Although the new songs were appreciated, the evening didn’t officially seem to start until the fifth number, “Hip Hop Saved My Life.” The performance raised a sea of hands and kicked off a powerful run through most of Fiasco’s biggest songs. A surprise detour through N.E.R.D.’s “Everybody Nose” (“all the girls standing the line for the bathroom”) led straight into “Go Go Gadget Flow” and Fiasco’s pride for the Windy City. The run culminated with the skateboard anthem that took Fiasco into the mainstream, “Kick, Push.”

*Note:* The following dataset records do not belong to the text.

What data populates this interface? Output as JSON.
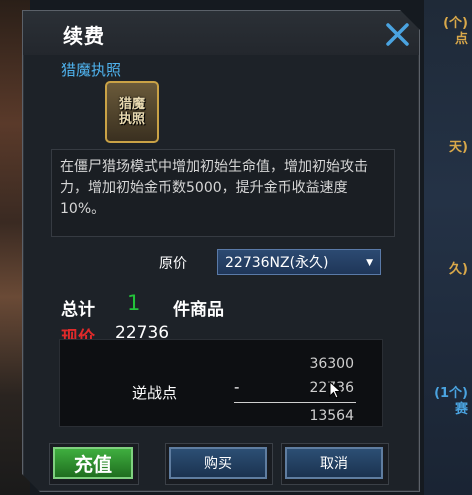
{
  "background": {
    "tags": [
      "(个)",
      "点",
      "天)",
      "久)",
      "(1个)",
      "赛"
    ]
  },
  "dialog": {
    "title": "续费",
    "item": {
      "name": "猎魔执照",
      "icon_text": [
        "猎魔",
        "执照"
      ]
    },
    "description": "在僵尸猎场模式中增加初始生命值，增加初始攻击力，增加初始金币数5000，提升金币收益速度10%。",
    "original_price_label": "原价",
    "price_option": "22736NZ(永久)",
    "total_label": "总计",
    "total_count": "1",
    "total_suffix": "件商品",
    "current_price_label": "现价",
    "current_price": "22736",
    "calc": {
      "label": "逆战点",
      "balance": "36300",
      "minus": "-",
      "cost": "22736",
      "remaining": "13564"
    },
    "buttons": {
      "recharge": "充值",
      "buy": "购买",
      "cancel": "取消"
    }
  },
  "colors": {
    "item_name": "#4fb3ee",
    "count_green": "#23c23a",
    "price_red": "#e02a2a",
    "close_icon": "#4aa3e0"
  },
  "icons": {
    "close": "close-icon",
    "dropdown": "triangle-down-icon",
    "cursor": "mouse-cursor-icon"
  }
}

The favorites were exhausted, but Fiasco still had plenty of tricks up his sleeve. “Scream,” another new track, was a low-key mood piece set in a wash of keyboards and guitars over insistent drumming and magical delivery. From there Fiasco made his biggest statement of the night. The trio of “Little Weapon,” a song about child soldiers in Africa, “Streets of Fire,” a portrait of inner-city gang culture, and “Fighters” created a stirring case against violence and war.
The cavernous Midland was more empty than full. The upper balcony was closed and the floor was only three-quarters populated. While the fans’ energy rarely flagged, the sound suffered, and one had to wonder if the performance wouldn’t have been better in a smaller venue.

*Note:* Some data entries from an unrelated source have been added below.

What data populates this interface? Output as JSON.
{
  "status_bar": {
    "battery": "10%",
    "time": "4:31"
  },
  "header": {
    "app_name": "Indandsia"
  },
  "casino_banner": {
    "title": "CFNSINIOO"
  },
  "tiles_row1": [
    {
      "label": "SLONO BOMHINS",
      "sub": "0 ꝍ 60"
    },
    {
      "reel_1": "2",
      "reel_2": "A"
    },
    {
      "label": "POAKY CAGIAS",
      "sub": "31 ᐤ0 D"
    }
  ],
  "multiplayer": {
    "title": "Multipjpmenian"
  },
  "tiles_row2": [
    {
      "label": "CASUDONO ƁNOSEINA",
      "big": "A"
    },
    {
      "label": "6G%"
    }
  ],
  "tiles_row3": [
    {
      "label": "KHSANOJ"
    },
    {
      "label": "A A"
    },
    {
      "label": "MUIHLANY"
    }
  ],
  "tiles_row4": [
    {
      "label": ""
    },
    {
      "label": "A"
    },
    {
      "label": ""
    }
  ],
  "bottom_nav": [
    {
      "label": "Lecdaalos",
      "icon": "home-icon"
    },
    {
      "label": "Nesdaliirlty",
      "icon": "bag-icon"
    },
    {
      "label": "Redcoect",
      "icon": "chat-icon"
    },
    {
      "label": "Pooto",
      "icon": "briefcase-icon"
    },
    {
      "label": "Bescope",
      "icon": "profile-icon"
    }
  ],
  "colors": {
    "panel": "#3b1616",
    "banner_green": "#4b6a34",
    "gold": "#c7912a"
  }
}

A lot of the band’s sound seemed lost in the room. The drums were thin and it seemed only the guitar or DJ could be heard in the mix at the same time. Only Fiasco’s ultra-enunciated, rapid-fire rhymes consistently penetrated the space.
The set ended with two of Fiasco’s biggest songs off “The Cool.” “Superstar” is a portrait of the fragility behind a celebrity’s public armor, and the hook-happy “Paris, Tokyo” is a hip hop love song about life on the road.
When the band departed after a little over an hour, an encore seemed inevitable. Too many good songs –including Lupe’s duets with Kanye West, “Touch the Sky,” “Us Placers” – had yet to be played. Chanting for their return, the crowd continued to stand in disbelief when the house lights came on. As the canned music grew louder, they gradually filed out.
Les Izmore: The local MC turned his 30-minute opening set into a taste of the city’s hip hop scene. Backed by a DJ, he performed one number alone, then brought out Dutch Newman for another. His set really took off when the four-piece horn section and rhythm section from Hearts of Darkness came out. “Middle of the Map” had a tight James Brown feel, and the Afro-beat number “America One” got the crowd involved. Izmore took the stage wearing a duck head and leading the crowd in “Row, Row, Row Your Boat,” but quickly proved he’s no joke.
Setlist: Shining Down, Solar Midnite, The Instrumental, The National Anthem, State-Run Radio, Hip-Hop Saved My Life, High Definition, Everyone Nose (N.E.R.D. cover); Go Go Gadget Flow; I Gotcha; Kick, Push; Scream;Little Weapon; The Cool; Streets on Fire; Fighters; I’m Beaming; Superstar; Paris, Tokyo.